There are real arguments to be made in favor of ecological preservation, but they rest purely on moral and/or esthetic grounds. From a purely pragmatic viewpoint, we can convert the entire planet into farms, ranches and shopping malls without endangering ourselves in the slightest.
> Excellent start. Now we just need to do the same for South America,
> and Asia.
I would say that is up to the South Americans, the Africans, and the Asians. In purely practical terms, the only thing we could do about it is conquer them and force them to do things our way - something I doubt any of us would support.

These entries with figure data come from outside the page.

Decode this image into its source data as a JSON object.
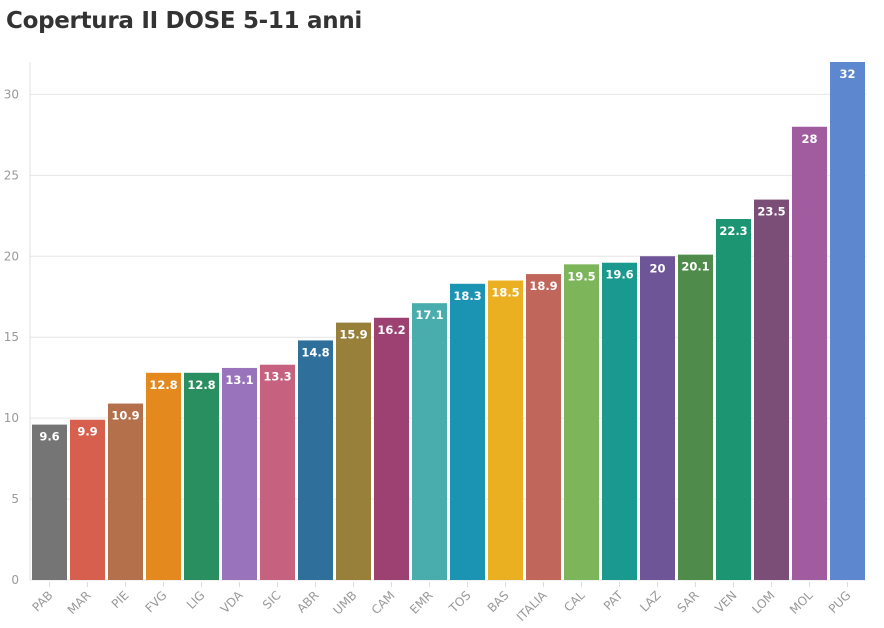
{
  "chart_data": {
    "type": "bar",
    "title": "Copertura II DOSE 5-11 anni",
    "xlabel": "",
    "ylabel": "",
    "ylim": [
      0,
      32
    ],
    "yticks": [
      0,
      5,
      10,
      15,
      20,
      25,
      30
    ],
    "grid": true,
    "categories": [
      "PAB",
      "MAR",
      "PIE",
      "FVG",
      "LIG",
      "VDA",
      "SIC",
      "ABR",
      "UMB",
      "CAM",
      "EMR",
      "TOS",
      "BAS",
      "ITALIA",
      "CAL",
      "PAT",
      "LAZ",
      "SAR",
      "VEN",
      "LOM",
      "MOL",
      "PUG"
    ],
    "values": [
      9.6,
      9.9,
      10.9,
      12.8,
      12.8,
      13.1,
      13.3,
      14.8,
      15.9,
      16.2,
      17.1,
      18.3,
      18.5,
      18.9,
      19.5,
      19.6,
      20,
      20.1,
      22.3,
      23.5,
      28,
      32
    ],
    "colors": [
      "#757575",
      "#d65f4e",
      "#b3704b",
      "#e3891e",
      "#2a8f60",
      "#9a73bd",
      "#c6617f",
      "#2f6f9b",
      "#98803a",
      "#9c4172",
      "#4aadad",
      "#1b93b3",
      "#ebb022",
      "#c0665b",
      "#7db55a",
      "#1a9a8f",
      "#6d5598",
      "#4f8b4a",
      "#1c9573",
      "#7b4e78",
      "#a05c9f",
      "#5d87cf"
    ]
  }
}
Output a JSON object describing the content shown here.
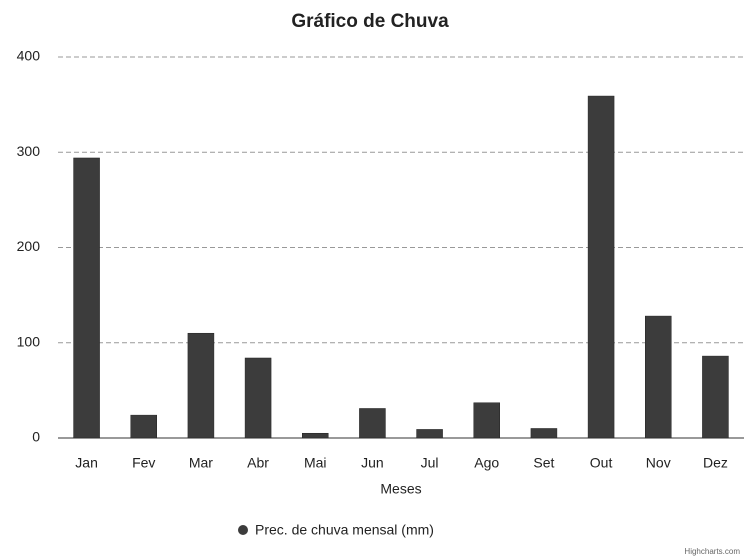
{
  "chart_data": {
    "type": "bar",
    "title": "Gráfico de Chuva",
    "x_label": "Meses",
    "categories": [
      "Jan",
      "Fev",
      "Mar",
      "Abr",
      "Mai",
      "Jun",
      "Jul",
      "Ago",
      "Set",
      "Out",
      "Nov",
      "Dez"
    ],
    "series": [
      {
        "name": "Prec. de chuva mensal (mm)",
        "color": "#3c3c3c",
        "values": [
          294,
          24,
          110,
          84,
          5,
          31,
          9,
          37,
          10,
          359,
          128,
          86
        ]
      }
    ],
    "ylim": [
      0,
      400
    ],
    "yticks": [
      0,
      100,
      200,
      300,
      400
    ],
    "grid": true,
    "credits": "Highcharts.com"
  }
}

You're welcome to try and persuade them to clean up their act, of course, and I wish you luck. However, you ought to recognize the fact that is where the battle is - America and Europe already believe in conservation, and we already devote more resources to such projects than can be justified on purely practical grounds.
> "racist"? What a stretch! You've gone silly on me..
I doubt it applies to you, but it does accurately describe the ideas of many influential Green thinkers. They hate humanity, and believe that animals and plants are morally superior beings. They believe that human needs must be sacrificed in a quest to preserve every ecological system on Earth in a state of eternal stasis, no matter what the cost to us may be. If that isn't racism (or, to turn around one of their favorite terms, "speciesism"), what is?